Omelia di Domenica 10 settembre 2023 - XXIII Domenica del Tempo Ordinario, Anno A
Se il tuo fratello commetterà una colpa contro di te, va’ e ammoniscilo fra te e lui solo; se ti ascolterà, avrai guadagnato il tuo fratello. Così è iniziato il Vangelo che abbiamo ascoltato, un inizio che mi fa venire in mente una cosa che ci si è detti qualche giorno fa durante gli esercizi spirituali con i ragazzi: se non interrompi il tuo amico mentre sta commettendo un errore, gli sei nemico, non amico. Per Gesù, lasciare uno nell’ errore è non volergli bene. Per il Vangelo, siamo responsabili gli uni degli altri. O se volete, siamo custodi l’uno dell’altro.
Ognuno ha in carico l’altro; l’altro è un altro me stesso. Don Milani fece affiggere all’ingresso della sua scuola questo motto: I care, che significa: Mi importa in opposizione alla brutta espressione me ne frego. Quante volte ci scappa detto: ma che m’importa di te? E quello chi è? E tu, che ci stai a fare qui? Oh, senti, son problemi tuoi, sbrigatela tu... tutte frasi lontanissime dal Vangelo. E’ urgente che ci verifichiamo su questo tema, perché, non so voi, io ho la sensazione di vivere in una società dove ci si trascura. Una delle prime domande della Bibbia è: Sono forse io il custode di mio fratello? Una domanda che ne porta con sé altre: quanto c’entra l’altro con la mia vita? Che cosa mi autorizza a intervenire nella vita di un altro? Dove finisce l’occuparmi di me e dove inizia l’occuparmi degli altri? Qual è il segreto per riuscire ad uscire da me stesso per occuparmi dell’altro? Il Vangelo è molto chiaro in proposito: ciò che accade all’altro mi riguarda. Se ogni gruppo cristiano è una fraternità - Gesù di proposito usa la parola fratello - le nostre vite sono tra loro intrecciate, tu sei un altro me stesso, chi ferisce te ferisce me, se uno colpisce te io sono parte lesa. Siamo chiamati ad essere un noi e non un io e un tu.

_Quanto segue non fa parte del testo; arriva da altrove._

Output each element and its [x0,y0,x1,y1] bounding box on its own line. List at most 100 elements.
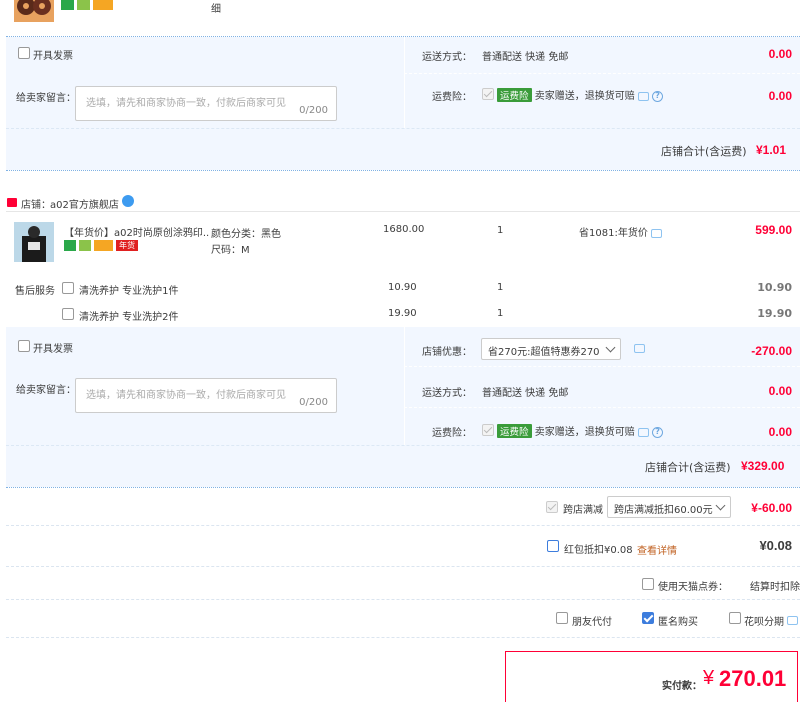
cross-store-label: 跨店满减 [563,505,603,516]
chat-icon[interactable] [651,228,663,238]
item-promo-text: 省1081:年货价 [579,228,648,239]
service-checkbox-1[interactable] [62,282,74,294]
friend-pay-checkbox[interactable] [556,612,568,624]
service-qty-1: 1 [497,282,504,293]
help-icon[interactable]: ? [652,90,664,102]
service-price-2: 19.90 [388,308,417,319]
message-placeholder: 选填，请先和商家协商一致，付款后商家可见 [86,98,286,109]
anonymous-checkbox[interactable] [642,612,654,624]
cross-store-checkbox [546,501,558,513]
service-checkbox-2[interactable] [62,308,74,320]
pay-currency: ¥ [703,667,715,689]
item-thumbnail[interactable] [14,222,54,262]
points-checkbox[interactable] [642,578,654,590]
message-input[interactable]: 选填，请先和商家协商一致，付款后商家可见 0/200 [75,86,337,121]
cross-store-value: ¥-60.00 [751,501,792,515]
anonymous-label: 匿名购买 [658,617,698,628]
chat-icon[interactable] [637,427,649,437]
chevron-down-icon [715,500,726,511]
insurance-info: 运费险 卖家赠送，退换货可赔 ? [497,423,664,438]
item-spec-text: 细 [211,4,221,15]
message-label: 给卖家留言： [16,385,76,396]
invoice-label: 开具发票 [33,51,73,62]
store-label: 店铺： [21,200,51,211]
payment-summary-box: 实付款： ¥ 270.01 [505,651,798,702]
cross-store-select[interactable]: 跨店满减抵扣60.00元 [607,496,731,518]
huabei-checkbox[interactable] [729,612,741,624]
insurance-price: 0.00 [768,89,792,103]
store1-item-thumbnail[interactable] [14,0,54,22]
service-price-1: 10.90 [388,282,417,293]
store-name-link[interactable]: a02官方旗舰店 [50,196,119,211]
coupon-select-value: 省270元:超值特惠券270 [488,347,600,358]
cross-store-select-value: 跨店满减抵扣60.00元 [614,505,713,516]
points-value: 结算时扣除 [750,582,800,593]
insurance-tag: 运费险 [497,424,532,438]
chevron-down-icon [605,342,616,353]
store-chat-icon[interactable] [122,195,134,207]
redpacket-detail-link[interactable]: 查看详情 [637,542,677,557]
shipping-price: 0.00 [768,47,792,61]
insurance-info: 运费险 卖家赠送，退换货可赔 ? [497,87,664,102]
service-subtotal-2: 19.90 [757,307,792,320]
chat-icon[interactable] [787,616,798,625]
item-promo: 省1081:年货价 [579,224,663,239]
service-qty-2: 1 [497,308,504,319]
nianhuo-badge: 年货 [116,240,138,251]
message-input[interactable]: 选填，请先和商家协商一致，付款后商家可见 0/200 [75,378,337,413]
chat-icon[interactable] [634,344,645,353]
insurance-label: 运费险： [432,428,472,439]
item-title-link[interactable]: 【年货价】a02时尚原创涂鸦印... [64,224,209,239]
service-badge-7day-icon [61,0,74,10]
service-name-1: 清洗养护 专业洗护1件 [79,286,179,297]
store1-total-label: 店铺合计(含运费) [661,145,747,158]
item-color-spec: 颜色分类：黑色 [211,229,281,240]
friend-pay-label: 朋友代付 [572,617,612,628]
message-char-count: 0/200 [299,105,328,116]
store2-total-label: 店铺合计(含运费) [645,461,731,474]
help-icon[interactable]: ? [652,426,664,438]
redpacket-label: 红包抵扣¥0.08 [564,545,633,556]
service-badge-7day-icon [64,240,76,251]
chat-icon[interactable] [637,91,649,101]
store2-total-value: ¥329.00 [741,459,785,473]
invoice-checkbox[interactable] [18,340,30,352]
insurance-tag: 运费险 [497,88,532,102]
service-name-2: 清洗养护 专业洗护2件 [79,312,179,323]
insurance-price: 0.00 [768,425,792,439]
insurance-checkbox [482,88,494,100]
insurance-label: 运费险： [432,92,472,103]
redpacket-checkbox[interactable] [547,540,559,552]
service-badge-guarantee-icon [79,240,91,251]
insurance-text: 卖家赠送，退换货可赔 [534,91,635,102]
shipping-value: 普通配送 快递 免邮 [482,52,569,63]
shipping-value: 普通配送 快递 免邮 [482,388,569,399]
service-badge-guarantee-icon [77,0,90,10]
huabei-label: 花呗分期 [744,617,784,628]
service-badge-card-icon [93,0,113,10]
coupon-select[interactable]: 省270元:超值特惠券270 [481,338,621,360]
item-subtotal: 599.00 [755,223,792,237]
item-size-spec: 尺码：M [211,245,250,256]
invoice-label: 开具发票 [33,344,73,355]
after-sale-label: 售后服务 [15,286,55,297]
shipping-label: 运送方式： [422,52,472,63]
tmall-store-icon [7,198,17,207]
pay-label: 实付款： [662,681,702,692]
store1-total-value: ¥1.01 [756,143,787,157]
service-subtotal-1: 10.90 [757,281,792,294]
service-badge-card-icon [94,240,113,251]
points-label: 使用天猫点券： [658,582,728,593]
message-placeholder: 选填，请先和商家协商一致，付款后商家可见 [86,390,286,401]
invoice-checkbox[interactable] [18,47,30,59]
coupon-label: 店铺优惠： [422,347,472,358]
shipping-price: 0.00 [768,384,792,398]
message-char-count: 0/200 [299,397,328,408]
insurance-checkbox [482,424,494,436]
item-unit-price: 1680.00 [383,224,425,235]
item-quantity: 1 [497,225,504,236]
pay-value: 270.01 [719,666,787,691]
message-label: 给卖家留言： [16,93,76,104]
shipping-label: 运送方式： [422,388,472,399]
redpacket-value: ¥0.08 [759,538,792,553]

> Ora, tutto questo ha una conseguenza che così descrivo: le relazioni con le persone, solo se le curi funzionano. Quindi, abbiamo cura di chi amiamo? Ecco allora una parola su cui dobbiamo assolutamente riflettere: trascurarsi. Chi ama non trascura. Ci sono sposi che si sentono trascurati dal coniuge. Ci sono nonni che si sentono trascurati dai figli o dai nipoti. E così è anche nelle amicizie, nelle parrocchie e ovunque c’è un gruppo, un’aggregazione. Qualcuno ha detto che il contrario dell’amare non è odiare ma trascurare. Vedersi o sentirsi trascurati è sempre un colpo duro. Badate che ciò che trascuriamo diventa di qualcun altro e quindi non meravigliamoci se chi trascuriamo si volge altrove. Tutto ciò che trascuriamo, prima o poi guarda altrove.
Gesù, questa mattina, attraverso l’invito alla correzione fraterna, ci hai invitato a prenderci cura gli uni degli altri. Aiutaci ad avere questa sensibilità, o meglio, metti in noi la tua sensibilità.